Self-savouring

Martin Bauman

David Leavitt <em>Little, Brown, 466pp, £16.99</em>

ISBN 0316853658

"All writers are vain, selfish and lazy," George Orwell famously declared, "and at the very bottom of their motives lies a mystery. Writing a book is a long, exhausting struggle, like a long bout of some painful illness. One would never undertake such a thing if one were not driven by some demon whom one can neither resist nor understand." Orwell's unsparing description would be a perfect epigraph to David Leavitt's new book about a writer writing about writing.

Martin Bauman - self-loathing, gay, Jewish and with a profound ambivalence towards sex - is the book's narrator. Eli Aronson - self-loathing, gay, Jewish and Martin's lover for much of the book (although he prefers sex with women) - is also a writer, but not as successful as Martin. Liza Perlman is a celebrated writer who, like Martin and Eli, is homosexual, Jewish and has problems with her self-esteem. The novel begins in the late 1970s, with Bauman attending the writing classes of Stanley Flint, a volatile literary publisher. Eager for approval, Bauman falls immediately under Flint's spell, and we follow him into a publishing desk job and then on to literary fame. Meanwhile, Reagan has become president, conglomeration is sweeping through the publishing industry and the HIV virus is beginning to terrify and kill in equal measure.

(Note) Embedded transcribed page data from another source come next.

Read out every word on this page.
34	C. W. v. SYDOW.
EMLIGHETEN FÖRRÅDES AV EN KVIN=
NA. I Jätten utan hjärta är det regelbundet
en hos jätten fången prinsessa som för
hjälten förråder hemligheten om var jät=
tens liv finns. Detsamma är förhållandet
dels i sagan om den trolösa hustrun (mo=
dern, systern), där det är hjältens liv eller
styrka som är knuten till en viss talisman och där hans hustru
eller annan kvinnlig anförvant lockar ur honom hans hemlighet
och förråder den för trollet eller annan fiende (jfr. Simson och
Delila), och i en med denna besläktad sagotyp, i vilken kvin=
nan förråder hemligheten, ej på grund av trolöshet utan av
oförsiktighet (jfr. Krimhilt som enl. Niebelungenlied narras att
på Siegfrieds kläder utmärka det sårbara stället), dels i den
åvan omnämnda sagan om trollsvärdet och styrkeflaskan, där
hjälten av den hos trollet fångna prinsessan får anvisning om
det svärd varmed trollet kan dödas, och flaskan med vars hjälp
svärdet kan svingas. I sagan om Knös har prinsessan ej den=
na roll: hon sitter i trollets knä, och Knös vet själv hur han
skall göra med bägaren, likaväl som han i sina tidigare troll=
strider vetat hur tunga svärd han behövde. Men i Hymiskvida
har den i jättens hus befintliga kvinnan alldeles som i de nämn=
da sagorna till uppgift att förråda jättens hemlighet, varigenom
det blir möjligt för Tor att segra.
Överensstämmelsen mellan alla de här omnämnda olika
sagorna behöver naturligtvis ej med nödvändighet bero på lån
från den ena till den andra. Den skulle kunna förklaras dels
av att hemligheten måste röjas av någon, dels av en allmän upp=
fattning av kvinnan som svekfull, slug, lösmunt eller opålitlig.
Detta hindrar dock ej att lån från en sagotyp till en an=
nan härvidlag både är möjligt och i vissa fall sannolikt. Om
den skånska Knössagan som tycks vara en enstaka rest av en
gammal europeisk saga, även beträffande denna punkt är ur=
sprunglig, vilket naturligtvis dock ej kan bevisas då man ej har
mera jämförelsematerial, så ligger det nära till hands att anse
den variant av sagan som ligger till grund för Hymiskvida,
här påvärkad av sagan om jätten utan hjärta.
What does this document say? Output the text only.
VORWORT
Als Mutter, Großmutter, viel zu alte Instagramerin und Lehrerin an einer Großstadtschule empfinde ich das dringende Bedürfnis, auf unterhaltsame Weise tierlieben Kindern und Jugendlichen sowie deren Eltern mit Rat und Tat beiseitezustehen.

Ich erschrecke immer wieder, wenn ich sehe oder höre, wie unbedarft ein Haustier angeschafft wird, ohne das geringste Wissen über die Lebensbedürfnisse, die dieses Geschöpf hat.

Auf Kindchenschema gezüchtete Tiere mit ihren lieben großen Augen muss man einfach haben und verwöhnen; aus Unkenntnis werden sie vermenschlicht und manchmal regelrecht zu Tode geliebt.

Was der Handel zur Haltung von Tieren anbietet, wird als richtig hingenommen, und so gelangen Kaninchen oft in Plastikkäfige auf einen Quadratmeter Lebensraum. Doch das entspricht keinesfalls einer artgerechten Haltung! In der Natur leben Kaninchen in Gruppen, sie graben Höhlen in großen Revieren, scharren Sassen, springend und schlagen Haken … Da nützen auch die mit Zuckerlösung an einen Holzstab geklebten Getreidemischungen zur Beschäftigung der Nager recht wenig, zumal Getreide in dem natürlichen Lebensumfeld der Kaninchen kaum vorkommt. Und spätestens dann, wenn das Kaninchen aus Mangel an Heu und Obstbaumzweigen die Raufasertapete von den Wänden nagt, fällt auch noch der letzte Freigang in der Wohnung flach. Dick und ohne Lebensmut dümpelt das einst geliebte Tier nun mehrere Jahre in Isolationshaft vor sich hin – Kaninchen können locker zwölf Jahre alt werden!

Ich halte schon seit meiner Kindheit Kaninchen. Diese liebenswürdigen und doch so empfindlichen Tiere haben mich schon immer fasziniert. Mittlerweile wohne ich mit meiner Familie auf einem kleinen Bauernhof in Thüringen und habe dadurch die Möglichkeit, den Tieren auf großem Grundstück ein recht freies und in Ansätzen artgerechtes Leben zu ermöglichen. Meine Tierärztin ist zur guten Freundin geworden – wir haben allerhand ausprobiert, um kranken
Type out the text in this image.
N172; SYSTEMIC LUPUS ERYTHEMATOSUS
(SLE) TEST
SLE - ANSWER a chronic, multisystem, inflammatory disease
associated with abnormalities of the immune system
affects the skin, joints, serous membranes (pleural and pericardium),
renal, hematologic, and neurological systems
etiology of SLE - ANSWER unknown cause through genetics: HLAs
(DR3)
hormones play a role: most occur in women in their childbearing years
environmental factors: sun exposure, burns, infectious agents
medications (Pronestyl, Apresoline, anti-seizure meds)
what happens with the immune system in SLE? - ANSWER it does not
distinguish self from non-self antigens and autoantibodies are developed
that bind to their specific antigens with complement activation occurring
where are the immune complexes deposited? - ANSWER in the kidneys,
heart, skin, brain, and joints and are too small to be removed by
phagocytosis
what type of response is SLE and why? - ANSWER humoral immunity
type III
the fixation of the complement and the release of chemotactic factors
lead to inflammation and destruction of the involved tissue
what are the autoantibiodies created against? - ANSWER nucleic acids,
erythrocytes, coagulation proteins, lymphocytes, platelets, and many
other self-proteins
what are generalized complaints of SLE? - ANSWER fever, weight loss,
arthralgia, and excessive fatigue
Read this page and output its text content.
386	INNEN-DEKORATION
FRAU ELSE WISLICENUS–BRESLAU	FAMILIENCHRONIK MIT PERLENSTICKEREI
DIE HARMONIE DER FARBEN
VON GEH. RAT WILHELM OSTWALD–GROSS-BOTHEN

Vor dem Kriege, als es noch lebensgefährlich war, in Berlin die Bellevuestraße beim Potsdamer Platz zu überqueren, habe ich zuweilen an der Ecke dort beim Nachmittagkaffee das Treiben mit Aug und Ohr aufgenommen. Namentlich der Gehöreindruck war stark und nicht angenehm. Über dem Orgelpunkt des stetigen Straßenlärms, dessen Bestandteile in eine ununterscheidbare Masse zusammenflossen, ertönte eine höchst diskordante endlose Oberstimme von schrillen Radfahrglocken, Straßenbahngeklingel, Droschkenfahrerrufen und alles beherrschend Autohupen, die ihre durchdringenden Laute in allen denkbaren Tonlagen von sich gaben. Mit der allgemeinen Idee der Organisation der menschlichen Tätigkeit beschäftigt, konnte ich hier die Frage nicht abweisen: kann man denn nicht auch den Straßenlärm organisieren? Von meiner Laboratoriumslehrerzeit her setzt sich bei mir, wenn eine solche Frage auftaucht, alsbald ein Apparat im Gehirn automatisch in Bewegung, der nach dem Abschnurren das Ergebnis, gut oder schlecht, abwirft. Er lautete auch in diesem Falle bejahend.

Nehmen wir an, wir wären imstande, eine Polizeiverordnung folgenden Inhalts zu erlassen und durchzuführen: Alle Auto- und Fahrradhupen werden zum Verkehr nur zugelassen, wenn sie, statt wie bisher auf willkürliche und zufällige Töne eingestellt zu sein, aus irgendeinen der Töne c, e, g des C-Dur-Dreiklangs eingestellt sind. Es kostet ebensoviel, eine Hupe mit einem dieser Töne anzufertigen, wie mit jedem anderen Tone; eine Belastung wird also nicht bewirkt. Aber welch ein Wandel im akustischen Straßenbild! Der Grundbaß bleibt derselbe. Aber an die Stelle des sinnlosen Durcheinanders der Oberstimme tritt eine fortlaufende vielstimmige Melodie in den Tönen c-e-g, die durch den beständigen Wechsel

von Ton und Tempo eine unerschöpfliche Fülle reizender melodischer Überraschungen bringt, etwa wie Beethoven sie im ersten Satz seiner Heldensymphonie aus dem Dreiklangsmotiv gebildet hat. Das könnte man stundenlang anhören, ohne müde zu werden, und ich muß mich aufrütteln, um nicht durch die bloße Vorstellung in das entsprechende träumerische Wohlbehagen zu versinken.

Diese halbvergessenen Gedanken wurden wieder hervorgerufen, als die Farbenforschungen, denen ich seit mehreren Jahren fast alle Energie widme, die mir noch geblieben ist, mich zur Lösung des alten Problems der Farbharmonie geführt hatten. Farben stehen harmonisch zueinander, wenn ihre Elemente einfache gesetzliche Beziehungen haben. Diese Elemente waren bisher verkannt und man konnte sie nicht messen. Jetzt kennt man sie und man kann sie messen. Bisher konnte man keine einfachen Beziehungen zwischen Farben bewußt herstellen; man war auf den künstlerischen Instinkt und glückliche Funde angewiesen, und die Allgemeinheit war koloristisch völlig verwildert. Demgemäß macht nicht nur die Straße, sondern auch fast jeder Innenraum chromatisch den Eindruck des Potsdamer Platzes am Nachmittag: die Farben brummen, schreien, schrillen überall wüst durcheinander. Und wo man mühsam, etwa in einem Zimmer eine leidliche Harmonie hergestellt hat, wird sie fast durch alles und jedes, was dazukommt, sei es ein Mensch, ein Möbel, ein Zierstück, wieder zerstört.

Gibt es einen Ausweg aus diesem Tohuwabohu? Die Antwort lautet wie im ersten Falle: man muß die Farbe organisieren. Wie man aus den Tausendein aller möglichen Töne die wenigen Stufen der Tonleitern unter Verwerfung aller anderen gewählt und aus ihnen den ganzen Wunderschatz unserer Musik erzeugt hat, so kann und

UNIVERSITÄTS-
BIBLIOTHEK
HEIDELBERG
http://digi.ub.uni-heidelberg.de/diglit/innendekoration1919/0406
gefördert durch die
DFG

The novel takes us back to the themes of earlier Leavitt fictions - death by serious illness, infidelity in homosexual relationships, the difficulties of artistic growth - and we are immersed in the claustrophobic minutiae of the young writers' friendships and lives. Martin, Eli and Liza are neurotic, histrionic and manipulative. While they lack a capacity for detailed self-examination, they dissect, with a steady hand and eye, the pathologies of others. These emotional viscera are then mixed with gossip and small talk to form the bulk of the narrative.

There is a wonderful, languidly conversational quality to much of the writing. There is also a deep seam of irony in the book.

Just at the point when I thought that it had become unbearably parochial, Bauman declares that "no city in the world is more provincial than New York; nor is any realm of the city more provincial than literature, nor is any community more provincial than one composed of writers who hob- nob with editors, and are to some degree homosexuals".

At times, it feels as if Leavitt is using his unquestionable literary gifts to manoeuvre his readers into despising his characters, and even the book itself. Speculation about authorial motive would be risky were it not for the existence of Leavitt's other confessional books. His novella, Arkansas, related the story of a young writer called David Leavitt who is indicted for plagiarism by a poet whose life he appropriates in fiction. In fact, Leavitt was famously sued by Stephen Spender, whose life he allegedly plundered in his novel While England Sleeps.

The events of Martin Bauman also take place on the boundary between autobiography and narrative, between reportage and satire. At one point, a work produced by one of the characters is described as "an interrogation of the self and the border territory between fact and fiction". It will do as a fair representation of this self-reflexive book: whenever the self is interro- gated and held up to the light, masochism and venality shine through.

Reading Martin Bauman is, in the end, rather like eavesdropping on a series of expensive therapeutic monologues, in which a discerning and successful writer, unable any longer to grasp why he works, decides to demonstrate to the analyst his desire to return to pure writing, free from the demands of commercial success or reader expectation.